Une œuvre d’art appartenant au musée du Louvre volée et retrouvée dans le Grand Est

Le musée du Louvre - THOMAS SAMSON © 2019 AFP
Ce mardi, deux individus ont été interpellés par les gendarmes de la brigade des recherches de Remiremont (Vosges) pour le vol d'une oeuvre d'art appartenant au Musée du Louvre, indique ce jeudi la gendarmerie nationale dans un communiqué.
Le premier homme, identifié comme l’auteur du vol, est un ressortissant luxembourgeois rénovant actuellement une maison dans les Vosges. La seconde personne interpellée, son logeur et beau-frère, a rapidement été mis hors de cause par les gendarmes.
Un buste datant du XIXème siècle
Le 9 août dernier, la direction des thermes de la commune de Plombières-les-Bains (Vosges) s'était aperçue de la disparition d’un buste du XIXème siècle, prêté depuis 1934 par le Musée du Louvre. Cette œuvre d’art est une copie représentant Héraclès pesant environ 80 kg et est estimée à une valeur de 30.000 euros.

Le vol a eu lieu dans les thermes sans effraction, ni dégradation.

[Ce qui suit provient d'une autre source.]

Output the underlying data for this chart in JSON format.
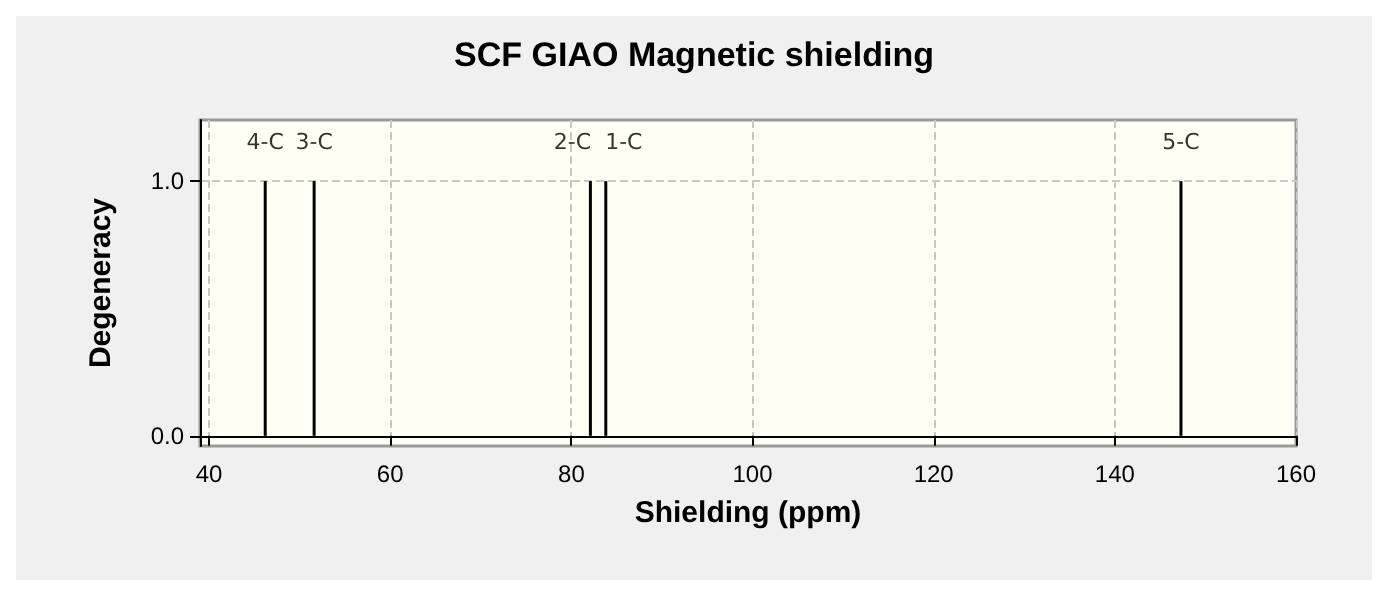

Le buste se trouvait dans une salle servant de zone de repos aux curistes. Toutefois, personne ne s'y trouvait au moment du méfait car les thermes sont fermés depuis 2020 pour des travaux de réhabilitation.
"En marge d’une diffusion nationale et internationale réalisée en lien avec le Service Central de Renseignement Criminel de la Gendarmerie Nationale (SCRCGN) et l’Office Central de lutte contre le trafic de Biens Culturels (OCBC), les gendarmes effectuent des investigations minutieuses", indiquent les forces de l'ordre dans leur communiqué.
Le buste retrouvé lors de la perquisition
Une enquête de voisinage a permis aux gendarmes de remonter jusqu'à un véhicule utilitaire immatriculé au Luxembourg, et aperçu à proximité des thermes au moment des faits.
Après l'interpellation des deux suspects, une perquisition menée sur accord du juge de la liberté et de la détention a permis de retrouver le buste dérobé, "quelque peu endommagé". D'autres éléments volés dans les thermes ont aussi été retrouvés: "12 chaises, 2 lithographies et un plan sur support métallique".
Le mis en cause est convoqué devant le tribunal judiciaire, à Épinal, le 25 mai prochain.